For me, adhering to the illusion of Middlebury's image conscious society no longer matters to the extent it once did. It does not bother me to be seen hugging a girl or grabbing coffee with a guy, even in dining halls on Saturday and Sunday mornings where judgmental eyes are alert to any deviations in one's Facebook relationship status.

It wasn't so long ago that not popping my collar was a conscious choice made after hours of mental deliberation. Just this fall I was questioned to why I was wearing red pants. Believe it or not, I've never even been to Nantucket, but I do like matching bright articles of clothing. Who conceives this superficial social doctrine and why does it matter whom we choose to spend our time with or whether our collars should be upright or down? Well, because at Middlebury, image and association are the first two criteria of judgment.

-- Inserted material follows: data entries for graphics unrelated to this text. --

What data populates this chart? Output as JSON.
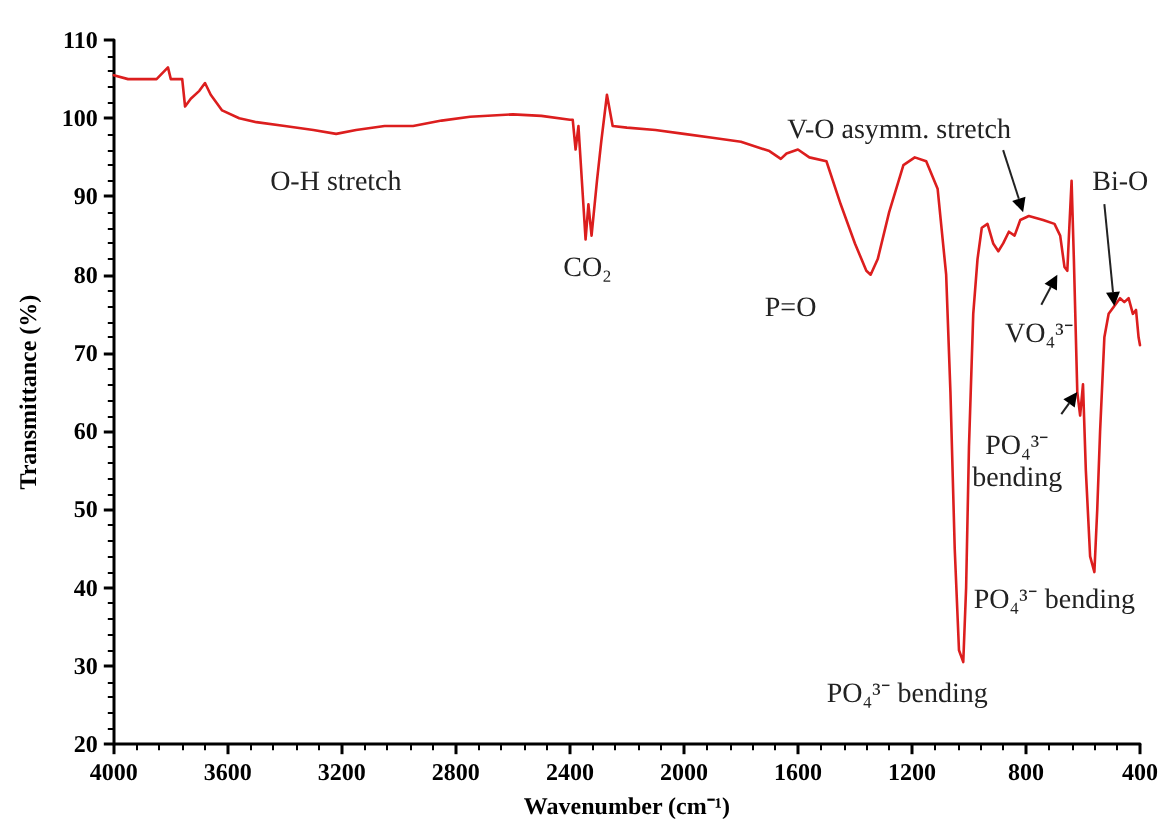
{
  "chart_data": {
    "type": "line",
    "xlabel": "Wavenumber (cm⁻¹)",
    "ylabel": "Transmittance (%)",
    "x": [
      4000,
      3950,
      3900,
      3850,
      3810,
      3800,
      3760,
      3750,
      3730,
      3700,
      3680,
      3660,
      3620,
      3560,
      3500,
      3400,
      3300,
      3220,
      3150,
      3050,
      2950,
      2850,
      2750,
      2600,
      2500,
      2400,
      2390,
      2380,
      2370,
      2345,
      2335,
      2324,
      2305,
      2290,
      2270,
      2250,
      2200,
      2100,
      2000,
      1900,
      1800,
      1700,
      1660,
      1640,
      1600,
      1560,
      1500,
      1450,
      1400,
      1360,
      1345,
      1320,
      1280,
      1230,
      1190,
      1150,
      1110,
      1080,
      1065,
      1050,
      1035,
      1025,
      1020,
      1010,
      1000,
      985,
      970,
      955,
      935,
      915,
      897,
      880,
      860,
      840,
      820,
      790,
      740,
      700,
      680,
      665,
      655,
      648,
      640,
      632,
      620,
      610,
      600,
      590,
      575,
      560,
      550,
      540,
      525,
      510,
      490,
      470,
      455,
      440,
      425,
      414,
      405,
      400
    ],
    "series": [
      {
        "color": "#dc1e1e",
        "values": [
          105.5,
          105,
          105,
          105,
          106.5,
          105,
          105,
          101.5,
          102.5,
          103.5,
          104.5,
          103,
          101,
          100,
          99.5,
          99,
          98.5,
          98,
          98.5,
          99,
          99,
          99.7,
          100.2,
          100.5,
          100.3,
          99.8,
          99.8,
          96,
          99,
          84.5,
          89,
          85,
          92,
          97,
          103,
          99,
          98.8,
          98.5,
          98,
          97.5,
          97,
          95.8,
          94.8,
          95.5,
          96,
          95,
          94.5,
          89,
          84,
          80.5,
          80,
          82,
          88,
          94,
          95,
          94.5,
          91,
          80,
          65,
          45,
          32,
          31,
          30.5,
          40,
          58,
          75,
          82,
          86,
          86.5,
          84,
          83,
          84,
          85.5,
          85,
          87,
          87.5,
          87,
          86.5,
          85,
          81,
          80.5,
          86,
          92,
          82,
          65,
          62,
          66,
          55,
          44,
          42,
          50,
          60,
          72,
          75,
          76,
          77,
          76.5,
          77,
          75,
          75.5,
          72,
          71
        ]
      }
    ],
    "xlim": [
      4000,
      400
    ],
    "xticks": [
      4000,
      3600,
      3200,
      2800,
      2400,
      2000,
      1600,
      1200,
      800,
      400
    ],
    "ylim": [
      20,
      110
    ],
    "yticks": [
      20,
      30,
      40,
      50,
      60,
      70,
      80,
      90,
      100,
      110
    ],
    "grid": false,
    "marker": "none",
    "line_style": "solid",
    "annotations": [
      {
        "text": "O-H stretch",
        "x": 3200,
        "y": 98
      },
      {
        "text": "CO₂",
        "x": 2345,
        "y": 84.5
      },
      {
        "text": "P=O",
        "x": 1345,
        "y": 80
      },
      {
        "text": "V-O asymm. stretch",
        "x": 810,
        "y": 88
      },
      {
        "text": "VO₄³⁻",
        "x": 690,
        "y": 80
      },
      {
        "text": "Bi-O",
        "x": 490,
        "y": 76
      },
      {
        "text": "PO₄³⁻ bending",
        "x": 620,
        "y": 65
      },
      {
        "text": "PO₄³⁻ bending",
        "x": 560,
        "y": 42
      },
      {
        "text": "PO₄³⁻ bending",
        "x": 1020,
        "y": 30.5
      }
    ]
  }
}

We have the different athletic teams, the internationals, the hippies, the hipsters, the Quidditch players and so on. Generally, you don't know if that person considers themselves defined by those groups, but they dress like they do and they hang-out with people who do, so you just assume. All this is doing is further subdividing a college community that actually functions best when everyone embraces and loves one another.

Or, so what? "That's the way things are," you might say. I disagree. I have navigated the social waters of Middlebury for four years and have found my lack of "anchoring" to be the reason I have such interesting and diverse friends. This doesn't mean I don't have any close friends or a history with popped collars, but it has allowed for me to experience the variety of people here.

As students, the moment you come out of your closets of pre-conceived notions of how to interact socially, only then will your minds be opened to Middlebury's intriguing social culture. January term is only weeks away and a prime opportunity to nurture past relationships while opening your judgmental hearts to new ones. Force yourself into socially awkward situations, remember to smile and enjoy the magnificent pleasures of meeting new people. And remember, alcohol is not a prerequisite for socializing with new people. Sure, it's an effective social lubricant, but just like everything in life, a healthy balance is the ideal.

So the next time you want to be seen, how about declassifying yourself from Middlebury's rigid social pretenses. You might be surprised at what your eyes will truly find, that is, a fantastic college culture of lovingly eccentric people. With that said, I think it's time for a love revolution.

Douglas Sisson '07.5 is an International Studies/Latin America major from Oak Brook, Ill.